BBC’s Caroline: I fear for my future with MS
SENIOR BBC journalist Caroline Wyatt says she is ‘terrified’ by the prospect of a long, slow decline after discovering she has multiple sclerosis.
The former war reporter revealed she is more afraid of a gradual worsening of her health than she was of being blown up in Iraq or Afghanistan. In a moving interview, she spoke for the first time about being scared of the future and her ‘really sad’ decision to quit as religious affairs correspondent.
Miss Wyatt 49, said she feels her body is ‘betraying her’. She told Radio Times: ‘I fell over in the street the other day, which was a really big shock. Neither my vision nor my balance are particularly good.’
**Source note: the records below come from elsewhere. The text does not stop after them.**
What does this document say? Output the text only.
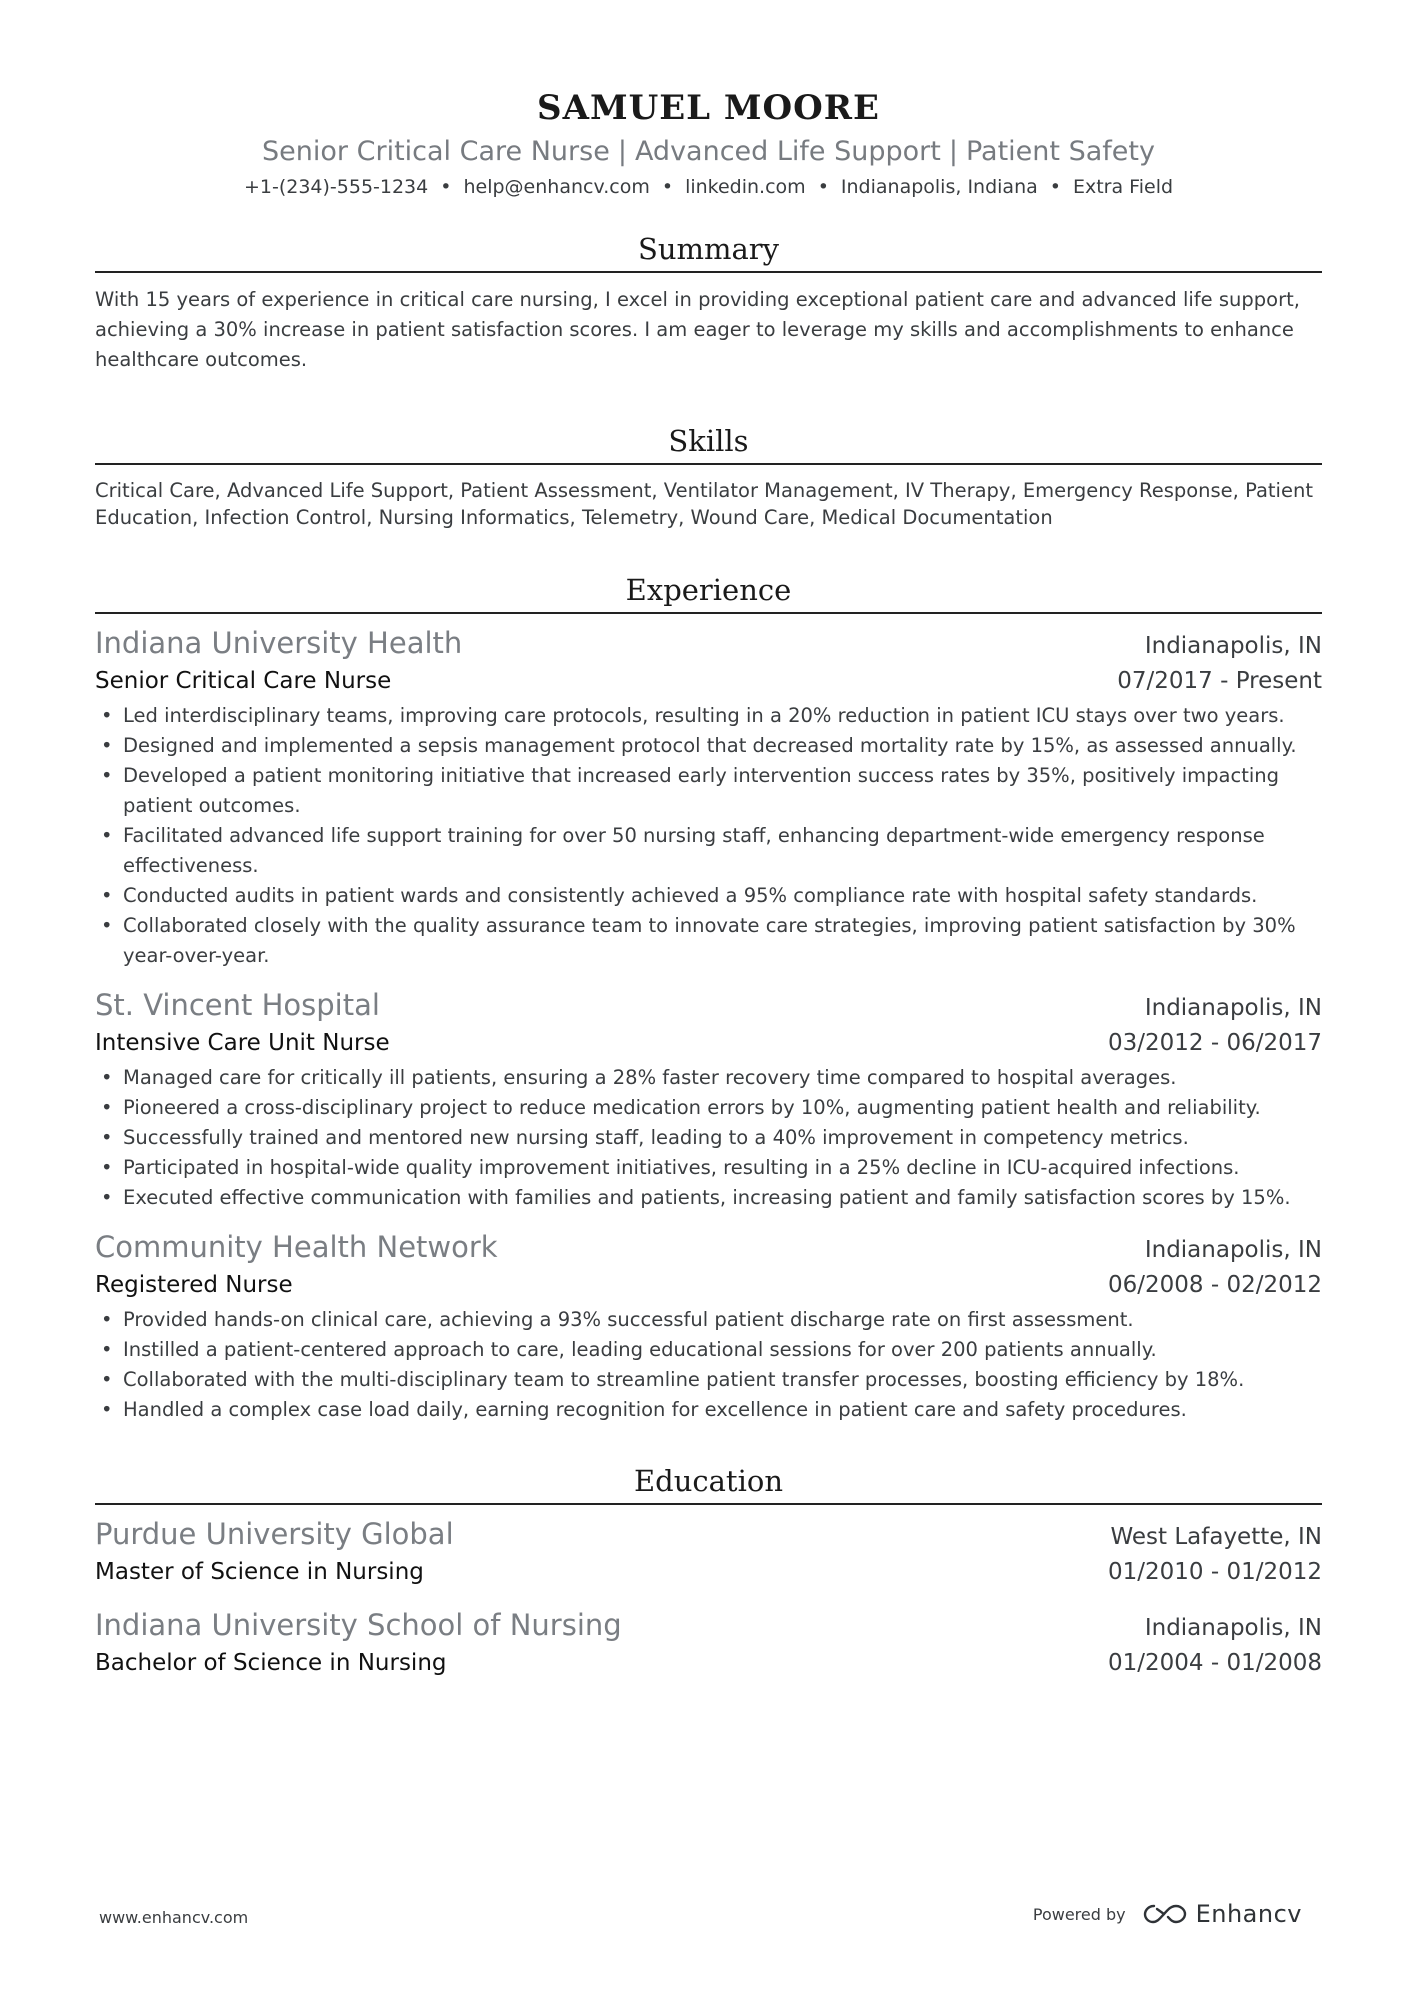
SAMUEL MOORE
Senior Critical Care Nurse | Advanced Life Support | Patient Safety
+1-(234)-555-1234 • help@enhancv.com • linkedin.com • Indianapolis, Indiana • Extra Field
Summary
With 15 years of experience in critical care nursing, I excel in providing exceptional patient care and advanced life support, achieving a 30% increase in patient satisfaction scores. I am eager to leverage my skills and accomplishments to enhance healthcare outcomes.
Skills
Critical Care, Advanced Life Support, Patient Assessment, Ventilator Management, IV Therapy, Emergency Response, Patient Education, Infection Control, Nursing Informatics, Telemetry, Wound Care, Medical Documentation
Experience
Indiana University Health	Indianapolis, IN
Senior Critical Care Nurse	07/2017 - Present
• Led interdisciplinary teams, improving care protocols, resulting in a 20% reduction in patient ICU stays over two years.
• Designed and implemented a sepsis management protocol that decreased mortality rate by 15%, as assessed annually.
• Developed a patient monitoring initiative that increased early intervention success rates by 35%, positively impacting patient outcomes.
• Facilitated advanced life support training for over 50 nursing staff, enhancing department-wide emergency response effectiveness.
• Conducted audits in patient wards and consistently achieved a 95% compliance rate with hospital safety standards.
• Collaborated closely with the quality assurance team to innovate care strategies, improving patient satisfaction by 30% year-over-year.
St. Vincent Hospital	Indianapolis, IN
Intensive Care Unit Nurse	03/2012 - 06/2017
• Managed care for critically ill patients, ensuring a 28% faster recovery time compared to hospital averages.
• Pioneered a cross-disciplinary project to reduce medication errors by 10%, augmenting patient health and reliability.
• Successfully trained and mentored new nursing staff, leading to a 40% improvement in competency metrics.
• Participated in hospital-wide quality improvement initiatives, resulting in a 25% decline in ICU-acquired infections.
• Executed effective communication with families and patients, increasing patient and family satisfaction scores by 15%.
Community Health Network	Indianapolis, IN
Registered Nurse	06/2008 - 02/2012
• Provided hands-on clinical care, achieving a 93% successful patient discharge rate on first assessment.
• Instilled a patient-centered approach to care, leading educational sessions for over 200 patients annually.
• Collaborated with the multi-disciplinary team to streamline patient transfer processes, boosting efficiency by 18%.
• Handled a complex case load daily, earning recognition for excellence in patient care and safety procedures.
Education
Purdue University Global	West Lafayette, IN
Master of Science in Nursing	01/2010 - 01/2012
Indiana University School of Nursing	Indianapolis, IN
Bachelor of Science in Nursing	01/2004 - 01/2008
www.enhancv.com	Powered by	Enhancv
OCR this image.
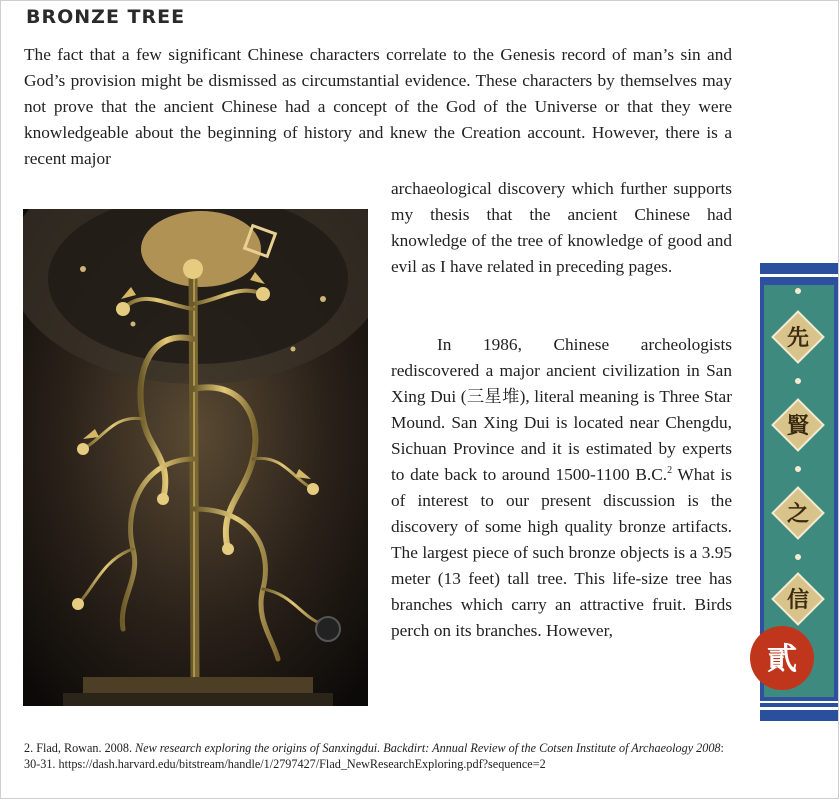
BRONZE TREE

The fact that a few significant Chinese characters correlate to the Genesis record of man’s sin and God’s provision might be dismissed as circumstantial evidence. These characters by themselves may not prove that the ancient Chinese had a concept of the God of the Universe or that they were knowledgeable about the beginning of history and knew the Creation account. However, there is a recent major

archaeological discovery which further supports my thesis that the ancient Chinese had knowledge of the tree of knowledge of good and evil as I have related in preceding pages.

In 1986, Chinese archeologists rediscovered a major ancient civilization in San Xing Dui (三星堆), literal meaning is Three Star Mound. San Xing Dui is located near Chengdu, Sichuan Province and it is estimated by experts to date back to around 1500-1100 B.C.$^2$ What is of interest to our present discussion is the discovery of some high quality bronze artifacts. The largest piece of such bronze objects is a 3.95 meter (13 feet) tall tree. This life-size tree has branches which carry an attractive fruit. Birds perch on its branches. However,

先
賢
之
信
貳

2. Flad, Rowan. 2008. New research exploring the origins of Sanxingdui. Backdirt: Annual Review of the Cotsen Institute of Archaeology 2008: 30-31. https://dash.harvard.edu/bitstream/handle/1/2797427/Flad_NewResearchExploring.pdf?sequence=2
She added that a bout of double vision made her realise that ‘if I lose my sight I won’t be able to do all the other things I want to do in life – whether that’s painting, writing dreadful poetry. I sat down and looked it in the face and thought, “Bugger”. Reporting news is often about reporting death, particularly in the places I have been. But it’s less terrifying to me to think of being blown up and dying than to think, “Gosh, I might decline slowly’’.’
Miss Wyatt had symptoms of MS for years but was misdiagnosed until last July. She said: ‘I feel really sad now because I’m not going to be a correspondent full time any more – I physically can’t.’ She is to present shows on Radio 4 and the World Service.